Ola Rongan mengatakan bahwa dirinya memantau bagaimana pandangan negatif pihak akademisi dari luar dan media terhadap kegiatan tersebut. Mereka beranggapan bahwa Eksplorasi Budaya Lembata hanya menghambur-hamburkan uang dan mengeksploitasi budaya untuk kepentingan tertentu.

“Ada juga yang beranggapan Eksplorasi Budaya Lembata hanya mengurangi nilai sakral dari ritus-ritus yang ada, dan opini tersebut dibangun secara terus-menerus dalam satu bulan terakhir,” jelasnya.

Namun, menurutnya, di balik pandangan-pandangan negatif itu masyarakaat terutama akar rumput tidak terpengaruh, bahkan banyak yang meminta agar kegiatan ini terus berlanjut.

Tak hanya itu, Jeremi Ujan yang juga dipercayakan memberikan testimoni pun mengatakan kesaksiannya sejak awal kegiatan dimulai sampai akhir.

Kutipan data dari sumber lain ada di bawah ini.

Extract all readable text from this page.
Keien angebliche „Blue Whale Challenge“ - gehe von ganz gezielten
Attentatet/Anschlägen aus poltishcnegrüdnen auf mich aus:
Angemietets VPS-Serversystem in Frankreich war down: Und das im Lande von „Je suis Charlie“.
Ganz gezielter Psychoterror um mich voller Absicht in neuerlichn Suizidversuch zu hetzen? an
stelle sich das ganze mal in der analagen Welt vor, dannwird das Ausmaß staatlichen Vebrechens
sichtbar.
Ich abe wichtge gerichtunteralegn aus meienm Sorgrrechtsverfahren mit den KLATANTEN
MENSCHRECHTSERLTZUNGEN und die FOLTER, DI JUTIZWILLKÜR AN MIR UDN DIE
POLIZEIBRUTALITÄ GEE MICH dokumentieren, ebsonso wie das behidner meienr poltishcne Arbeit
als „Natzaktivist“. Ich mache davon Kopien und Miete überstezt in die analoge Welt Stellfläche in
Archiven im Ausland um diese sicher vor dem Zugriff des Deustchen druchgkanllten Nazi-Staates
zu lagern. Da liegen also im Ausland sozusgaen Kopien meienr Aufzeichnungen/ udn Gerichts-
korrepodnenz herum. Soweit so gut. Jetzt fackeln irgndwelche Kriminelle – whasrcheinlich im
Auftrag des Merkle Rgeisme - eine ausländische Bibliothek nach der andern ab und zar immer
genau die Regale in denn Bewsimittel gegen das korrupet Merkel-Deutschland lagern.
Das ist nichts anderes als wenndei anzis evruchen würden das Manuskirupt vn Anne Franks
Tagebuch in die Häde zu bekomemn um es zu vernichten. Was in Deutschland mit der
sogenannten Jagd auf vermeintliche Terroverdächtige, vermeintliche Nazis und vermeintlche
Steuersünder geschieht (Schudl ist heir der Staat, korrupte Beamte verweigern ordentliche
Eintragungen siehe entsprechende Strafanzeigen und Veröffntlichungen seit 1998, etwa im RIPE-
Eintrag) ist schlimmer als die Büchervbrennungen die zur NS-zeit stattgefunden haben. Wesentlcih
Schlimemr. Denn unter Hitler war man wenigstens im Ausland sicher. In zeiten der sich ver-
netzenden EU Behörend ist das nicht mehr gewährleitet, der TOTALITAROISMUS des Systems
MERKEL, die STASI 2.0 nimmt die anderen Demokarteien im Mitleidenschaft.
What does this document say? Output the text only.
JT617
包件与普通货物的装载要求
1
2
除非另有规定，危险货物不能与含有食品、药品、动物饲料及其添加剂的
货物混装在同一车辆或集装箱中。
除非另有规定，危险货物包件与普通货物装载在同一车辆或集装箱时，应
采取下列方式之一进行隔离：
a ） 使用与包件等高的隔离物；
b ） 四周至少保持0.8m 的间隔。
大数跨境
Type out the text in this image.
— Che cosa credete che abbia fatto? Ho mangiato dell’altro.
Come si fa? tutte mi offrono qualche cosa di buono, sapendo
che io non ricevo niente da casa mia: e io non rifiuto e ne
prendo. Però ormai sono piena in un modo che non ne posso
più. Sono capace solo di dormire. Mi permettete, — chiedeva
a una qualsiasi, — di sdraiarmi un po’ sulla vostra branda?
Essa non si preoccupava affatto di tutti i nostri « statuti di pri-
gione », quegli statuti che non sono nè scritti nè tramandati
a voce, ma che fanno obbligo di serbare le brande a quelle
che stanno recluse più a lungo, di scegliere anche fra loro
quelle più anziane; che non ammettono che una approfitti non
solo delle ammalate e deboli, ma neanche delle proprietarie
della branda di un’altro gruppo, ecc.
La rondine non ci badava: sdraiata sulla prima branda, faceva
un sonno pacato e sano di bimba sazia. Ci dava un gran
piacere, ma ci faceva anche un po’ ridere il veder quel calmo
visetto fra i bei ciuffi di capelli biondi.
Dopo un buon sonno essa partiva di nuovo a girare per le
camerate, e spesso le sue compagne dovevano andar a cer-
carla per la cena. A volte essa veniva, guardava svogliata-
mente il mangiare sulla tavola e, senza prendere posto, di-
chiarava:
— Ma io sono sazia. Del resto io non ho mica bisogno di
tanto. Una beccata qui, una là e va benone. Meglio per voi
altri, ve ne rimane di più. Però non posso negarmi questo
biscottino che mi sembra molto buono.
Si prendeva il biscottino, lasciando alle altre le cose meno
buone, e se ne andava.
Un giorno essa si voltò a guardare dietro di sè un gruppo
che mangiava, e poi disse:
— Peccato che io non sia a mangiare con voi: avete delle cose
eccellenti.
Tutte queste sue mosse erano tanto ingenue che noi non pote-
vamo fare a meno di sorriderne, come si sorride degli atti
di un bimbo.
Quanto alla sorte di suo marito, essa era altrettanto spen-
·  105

“Kesaksian saya yang pertama, Kedang itu kekuatan, lera gere itu kekuatan, lera lodo itu kekuatan, Ile Ape dua-duanya adalah kekuatan, Atadei kekuatan, Nagawutun kekuatan, Wulandoni kekuatan,” ungkapnya.

Jeremi menjelaskan, setiap kekuatan yang ada di setiap titik itu, tak ada satu pun yang lebih kuat dari yang lainnya, karena masing-masing dengan keunikan kekuatannya sendiri-sendiri.

“Yang membuat kita merasa lemah karena kekuatan tadi tidak dimanfaatkan sebagai sebuah kekuatan untuk pegangan lewotana Lembata; tapi saya cukup yakin kalau 9 kekuatan di tiap kecamatan ini kita adopsi betul-betul dan kita jadikan sebagai kekuatan, maka saya percaya, Lembata dengan budaya akan menjadi budaya yang besar,” ungkap Jeremi.

“Birokrasi dan politik, itu pendatang baru di Lembata, budaya adalah tuan rumah atas tanah ini, dan karena itu jangan sampai politik datang, birokrasi datang lalu membangun biliknya sendiri dan ada pada tempat yang paling istimewa, sementara budaya yang sudah merasuk dalam sum-sum tulang-belulang kita, dia dipojokkan di pojok-pojok desa,” ungkapnya tegas.